Roberto Barni biography
Roberto Barni is a Tuscan painter and sculptor considered one of the exponents of the Pittura colta movement, theorized by the critic Italo Mussa in the 1980s. He was born in Pistoia in 1939. In 1959, he began painting his first abstract paintings, using wood, iron, and newspaper.
His first exhibitions date back to 1960, mostly linked to a Pop-style figuration within the so-called Scuola di Pistoia.
In 1962, he exhibited his Necrologio. In Rome, he met Cesare Vivaldi, who invited him to participate in the exhibition Revort I - Documenti d'arte Oggettiva in Europa, in Palermo in 1965. During this period, Roberto Barni became interested in a type of minimalist-conceptual experience, which he later moved beyond when, with a symbolic artwork, Resurrezione of 1972 (10 years after exhibiting his necrologio), he returned to history and painting.

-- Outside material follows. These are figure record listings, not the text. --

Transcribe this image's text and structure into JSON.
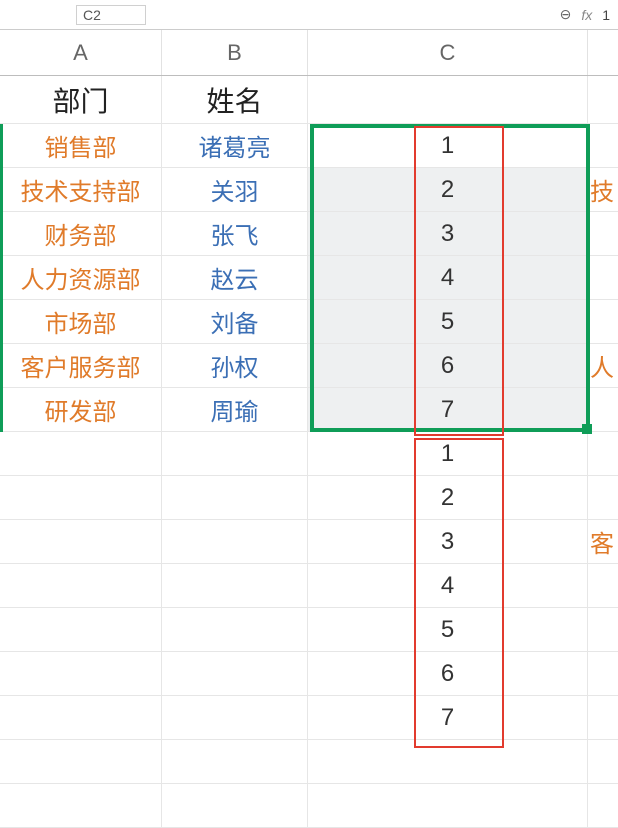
{
  "topbar": {
    "namebox": "C2",
    "fx_label": "fx",
    "formula": "1",
    "zoom_icon": "⊖"
  },
  "columns": {
    "A": "A",
    "B": "B",
    "C": "C"
  },
  "headers": {
    "dept": "部门",
    "name": "姓名"
  },
  "rows": [
    {
      "dept": "销售部",
      "name": "诸葛亮",
      "c": "1",
      "shaded": false,
      "right": ""
    },
    {
      "dept": "技术支持部",
      "name": "关羽",
      "c": "2",
      "shaded": true,
      "right": "技"
    },
    {
      "dept": "财务部",
      "name": "张飞",
      "c": "3",
      "shaded": true,
      "right": ""
    },
    {
      "dept": "人力资源部",
      "name": "赵云",
      "c": "4",
      "shaded": true,
      "right": ""
    },
    {
      "dept": "市场部",
      "name": "刘备",
      "c": "5",
      "shaded": true,
      "right": ""
    },
    {
      "dept": "客户服务部",
      "name": "孙权",
      "c": "6",
      "shaded": true,
      "right": "人"
    },
    {
      "dept": "研发部",
      "name": "周瑜",
      "c": "7",
      "shaded": true,
      "right": ""
    }
  ],
  "rows2": [
    {
      "c": "1",
      "right": ""
    },
    {
      "c": "2",
      "right": ""
    },
    {
      "c": "3",
      "right": "客"
    },
    {
      "c": "4",
      "right": ""
    },
    {
      "c": "5",
      "right": ""
    },
    {
      "c": "6",
      "right": ""
    },
    {
      "c": "7",
      "right": ""
    }
  ],
  "colors": {
    "selection": "#0f9d58",
    "annotation": "#e23b2e",
    "dept_text": "#e07b2a",
    "name_text": "#3b6fb5",
    "grid": "#e6e6e6",
    "shaded_bg": "#eef0f1"
  }
}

From 1966 to 1973, he exhibited at the Zoom Studio in Pistoia, at Flori in Florence, at the Selected Artist Galleries in New York, at Van de Loo in Munich, and at Charles Lienhrd in Basel.
In 1976, he uses the term anachronism for the first time, asserting that the artist must have a vision of art that escapes the concept of time: it is not conditioned by it or by the techniques and materials of contemporaneity. Some critics like Italo Mussa, Maurizio Calvesi, and Marisa Vescovo begin to promote this artistic vision, but Roberto Barni does not want to be associated with a particular movement, preferring personal exploration.
From 1980 to 1983, Roberto Barni executed the iconographic cycle Paternity. During the same period, he painted a series of canvases from the series The Adventures of Domestic Thought, in which the man with blindfolded eyes appears for the first time, a fundamental element of human conflict and a key character in Barni's poetic journey.
In these years, the exhibition activity and the fame of the Pistoian artist increase significantly, leading him to exhibit not only in Italy but also in major European cities and in America.
In the early eighties, he exhibited at the Festival dei due Mondi in Spoleto, in Florence, in Milan at the Galleria d'Arte dell'Ariete, in Paris, and in 1985 in New York at the Queens Museum and the Shape Gallery. From this moment on, Barni's contacts with the United States would never cease: the artist participated in major international exhibitions such as A new Romanticism in Washington D.C. and Ohio, Avant-garde in the Eighties at the County Museum in Los Angeles. In Europe, he participated in the Venice Biennale as a sculptor in 1988, and in the Monte Carlo Sculpture Biennale. During this period, Roberto Barni began to devote himself more and more to sculpture and created the works: Atto muto, Filastrocca, Vacina, Opposte Vedute.
In 1997, he exhibits at Palazzo Fabbroni and the Museum of Fine Arts in Budapest, in 1999 at the Museum of Fine Arts in Reims.
The collective Fermentazioni with Antonino Bove, Giuseppe Chiari, Omar Galliani, and Marco Nereo Rotelli at the Palazzo Ducale di Lucca dates back to 2000.
From 1999 to 2000, he created several sculptures, including Continuo for the Daniel Spoerri collection in Seggiano and La grande Vacina for the Museo Pecci di Prato.
In 2001, he collaborated with Alessandro Bagnai and Alessandro Poggiali, presenting works in Florence and Siena. In 2002, he participated in group exhibitions such as Something Happened at the Slovak National Gallery in Bratislava, The Modernity of Melancholy at the Palazzo della Ragione in Verona.
Currently, Roberto Barni lives and works in Florence, continuing to exhibit in Italy and the rest of the world.